Black-Box Combinatorial Optimization with Order-Invariant Reinforcement Learning
Olivier Goudet, Quentin Suire, Adrien Goëffon, Frédéric Saubion, Sylvain Lamprier
TL;DR
The paper tackles discrete black-box optimization by introducing an order-invariant reinforcement learning framework for Estimation-of-Distribution Algorithms (EDAs). By training neural autoregressive generators with randomly sampled generation orders and training orders, the method achieves robust exploration and mitigates reliance on a fixed dependency structure. A Proximal Policy Optimization–based backbone with scale-invariant GRPO advantages stabilizes updates, while a rank-based advantage supports monotone-transform invariant performance. Empirical results across QUBO, NK, and NK3 benchmarks show strong scalability and competitive performance, particularly on larger instances, indicating practical impact for high-dimensional discrete optimization tasks. Overall, the approach combines permutation-invariant modeling, structural regularization, and robust RL updates to advance sample-efficient, black-box combinatorial optimization.
Abstract
We introduce an order-invariant reinforcement learning framework for black-box combinatorial optimization.
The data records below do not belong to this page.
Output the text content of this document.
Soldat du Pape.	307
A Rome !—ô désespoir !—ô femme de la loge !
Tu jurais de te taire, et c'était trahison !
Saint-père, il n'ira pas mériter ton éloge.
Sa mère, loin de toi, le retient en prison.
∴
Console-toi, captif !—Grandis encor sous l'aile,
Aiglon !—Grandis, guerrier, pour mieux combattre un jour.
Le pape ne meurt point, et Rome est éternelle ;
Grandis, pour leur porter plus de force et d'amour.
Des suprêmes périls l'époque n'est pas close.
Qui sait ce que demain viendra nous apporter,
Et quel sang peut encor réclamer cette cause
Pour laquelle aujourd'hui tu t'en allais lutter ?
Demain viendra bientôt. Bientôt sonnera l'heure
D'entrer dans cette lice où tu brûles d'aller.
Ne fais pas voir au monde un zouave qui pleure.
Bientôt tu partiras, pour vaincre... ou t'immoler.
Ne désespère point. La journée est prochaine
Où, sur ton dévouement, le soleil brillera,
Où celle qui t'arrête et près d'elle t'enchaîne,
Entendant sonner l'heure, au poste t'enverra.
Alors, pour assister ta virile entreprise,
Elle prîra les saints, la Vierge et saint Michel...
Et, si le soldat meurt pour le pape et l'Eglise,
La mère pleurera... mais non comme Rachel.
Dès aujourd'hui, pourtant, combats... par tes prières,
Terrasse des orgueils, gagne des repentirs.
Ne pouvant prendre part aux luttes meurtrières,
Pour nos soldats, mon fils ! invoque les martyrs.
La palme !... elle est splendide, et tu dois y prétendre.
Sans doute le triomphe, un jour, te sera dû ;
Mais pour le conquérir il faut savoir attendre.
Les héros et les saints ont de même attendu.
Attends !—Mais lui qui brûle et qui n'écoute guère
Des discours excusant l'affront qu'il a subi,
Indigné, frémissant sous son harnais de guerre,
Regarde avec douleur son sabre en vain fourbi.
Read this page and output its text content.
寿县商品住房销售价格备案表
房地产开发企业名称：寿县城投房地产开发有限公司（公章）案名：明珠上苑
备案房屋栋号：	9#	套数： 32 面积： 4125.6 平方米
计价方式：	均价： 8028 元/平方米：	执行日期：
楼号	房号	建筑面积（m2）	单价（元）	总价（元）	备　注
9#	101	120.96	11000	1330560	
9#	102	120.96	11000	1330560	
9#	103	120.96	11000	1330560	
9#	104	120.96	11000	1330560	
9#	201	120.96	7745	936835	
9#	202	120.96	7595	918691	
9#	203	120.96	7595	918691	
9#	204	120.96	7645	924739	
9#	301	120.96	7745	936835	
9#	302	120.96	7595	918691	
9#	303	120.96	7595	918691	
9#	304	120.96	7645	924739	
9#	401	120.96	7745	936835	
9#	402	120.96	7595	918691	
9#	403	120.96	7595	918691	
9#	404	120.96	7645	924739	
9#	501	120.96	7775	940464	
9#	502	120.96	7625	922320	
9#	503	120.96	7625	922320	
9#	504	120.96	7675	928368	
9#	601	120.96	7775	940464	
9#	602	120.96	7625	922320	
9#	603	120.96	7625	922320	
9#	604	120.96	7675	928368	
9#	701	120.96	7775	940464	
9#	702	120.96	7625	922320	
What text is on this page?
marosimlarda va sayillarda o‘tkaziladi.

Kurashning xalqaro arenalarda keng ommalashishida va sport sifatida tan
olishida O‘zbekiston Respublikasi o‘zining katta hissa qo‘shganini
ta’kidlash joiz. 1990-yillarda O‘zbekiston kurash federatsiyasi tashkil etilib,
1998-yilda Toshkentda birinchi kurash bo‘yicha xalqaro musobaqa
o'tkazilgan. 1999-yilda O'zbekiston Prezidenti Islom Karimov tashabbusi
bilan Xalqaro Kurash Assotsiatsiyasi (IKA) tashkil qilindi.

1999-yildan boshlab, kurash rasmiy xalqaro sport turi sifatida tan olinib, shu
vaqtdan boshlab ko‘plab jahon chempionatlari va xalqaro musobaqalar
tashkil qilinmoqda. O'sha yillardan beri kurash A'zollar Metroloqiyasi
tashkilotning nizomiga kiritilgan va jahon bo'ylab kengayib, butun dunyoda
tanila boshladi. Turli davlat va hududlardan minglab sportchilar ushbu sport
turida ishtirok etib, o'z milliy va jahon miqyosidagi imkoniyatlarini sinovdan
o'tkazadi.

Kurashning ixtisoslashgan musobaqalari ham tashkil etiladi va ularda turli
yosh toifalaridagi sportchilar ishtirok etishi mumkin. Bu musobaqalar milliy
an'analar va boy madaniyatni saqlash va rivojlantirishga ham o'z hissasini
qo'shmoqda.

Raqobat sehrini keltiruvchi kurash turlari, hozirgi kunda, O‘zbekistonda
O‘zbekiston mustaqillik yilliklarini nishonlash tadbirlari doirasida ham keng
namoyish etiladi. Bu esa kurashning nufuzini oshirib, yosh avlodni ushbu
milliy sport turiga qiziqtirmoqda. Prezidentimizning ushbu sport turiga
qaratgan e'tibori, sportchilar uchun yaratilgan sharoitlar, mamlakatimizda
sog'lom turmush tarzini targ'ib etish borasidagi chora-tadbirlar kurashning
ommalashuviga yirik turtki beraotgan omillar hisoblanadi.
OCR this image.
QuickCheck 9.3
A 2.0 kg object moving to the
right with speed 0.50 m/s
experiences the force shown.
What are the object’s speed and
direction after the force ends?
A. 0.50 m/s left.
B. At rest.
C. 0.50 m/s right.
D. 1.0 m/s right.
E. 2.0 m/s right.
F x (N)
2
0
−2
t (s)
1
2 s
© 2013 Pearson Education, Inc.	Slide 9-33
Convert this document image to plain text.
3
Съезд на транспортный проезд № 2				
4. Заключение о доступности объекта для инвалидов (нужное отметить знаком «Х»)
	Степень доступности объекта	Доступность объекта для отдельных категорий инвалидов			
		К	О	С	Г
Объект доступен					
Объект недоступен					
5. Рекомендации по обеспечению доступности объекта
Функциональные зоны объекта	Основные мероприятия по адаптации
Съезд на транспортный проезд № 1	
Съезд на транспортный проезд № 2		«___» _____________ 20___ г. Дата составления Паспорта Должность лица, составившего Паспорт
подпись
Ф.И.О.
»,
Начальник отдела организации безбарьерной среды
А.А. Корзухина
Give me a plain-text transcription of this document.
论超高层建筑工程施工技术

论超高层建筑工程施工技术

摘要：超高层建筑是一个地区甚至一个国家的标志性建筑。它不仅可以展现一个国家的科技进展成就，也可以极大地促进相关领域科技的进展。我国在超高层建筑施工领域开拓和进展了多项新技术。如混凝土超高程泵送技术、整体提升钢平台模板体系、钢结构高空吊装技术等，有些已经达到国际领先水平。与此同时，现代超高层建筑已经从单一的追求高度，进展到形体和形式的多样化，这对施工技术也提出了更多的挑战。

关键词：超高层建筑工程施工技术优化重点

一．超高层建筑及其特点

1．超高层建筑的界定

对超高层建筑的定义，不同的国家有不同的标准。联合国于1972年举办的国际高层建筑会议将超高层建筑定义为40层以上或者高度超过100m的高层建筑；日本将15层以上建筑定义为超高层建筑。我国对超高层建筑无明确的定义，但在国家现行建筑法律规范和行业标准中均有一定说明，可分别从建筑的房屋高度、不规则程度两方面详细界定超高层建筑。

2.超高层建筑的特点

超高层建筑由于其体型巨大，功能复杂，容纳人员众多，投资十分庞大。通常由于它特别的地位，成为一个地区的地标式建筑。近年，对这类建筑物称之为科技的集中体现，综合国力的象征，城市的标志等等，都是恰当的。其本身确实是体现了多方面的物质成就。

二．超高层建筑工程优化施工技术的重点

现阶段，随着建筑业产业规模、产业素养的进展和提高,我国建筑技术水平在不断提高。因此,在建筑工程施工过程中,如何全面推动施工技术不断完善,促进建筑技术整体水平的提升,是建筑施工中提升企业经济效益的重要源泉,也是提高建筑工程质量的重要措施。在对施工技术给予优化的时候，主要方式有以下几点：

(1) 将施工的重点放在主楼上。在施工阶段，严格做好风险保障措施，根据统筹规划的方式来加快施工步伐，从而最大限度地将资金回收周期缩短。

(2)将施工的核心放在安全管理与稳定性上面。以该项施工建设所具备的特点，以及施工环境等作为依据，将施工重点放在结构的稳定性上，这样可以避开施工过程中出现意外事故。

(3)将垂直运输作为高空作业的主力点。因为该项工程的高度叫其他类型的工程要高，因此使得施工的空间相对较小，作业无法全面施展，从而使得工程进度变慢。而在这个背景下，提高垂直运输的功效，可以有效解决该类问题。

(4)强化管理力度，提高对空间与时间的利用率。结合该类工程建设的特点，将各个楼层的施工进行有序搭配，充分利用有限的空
Classical estimation-of-distribution algorithms (EDAs) often rely on learning explicit variable dependency graphs, which can be costly and fail to capture complex interactions efficiently. In contrast, we parameterize a multivariate autoregressive generative model trained without a fixed variable ordering. By sampling random generation orders during training - a form of information-preserving dropout - the model is encouraged to be invariant to variable order, promoting search-space diversity and shaping the model to focus on the most relevant variable dependencies, improving sample efficiency. We adapt Generalized Reinforcement Policy Optimization (GRPO) to this setting, providing stable policy-gradient updates from scale-invariant advantages. Across a wide range of benchmark algorithms and problem instances of varying sizes, our method frequently achieves the best performance and consistently avoids catastrophic failures.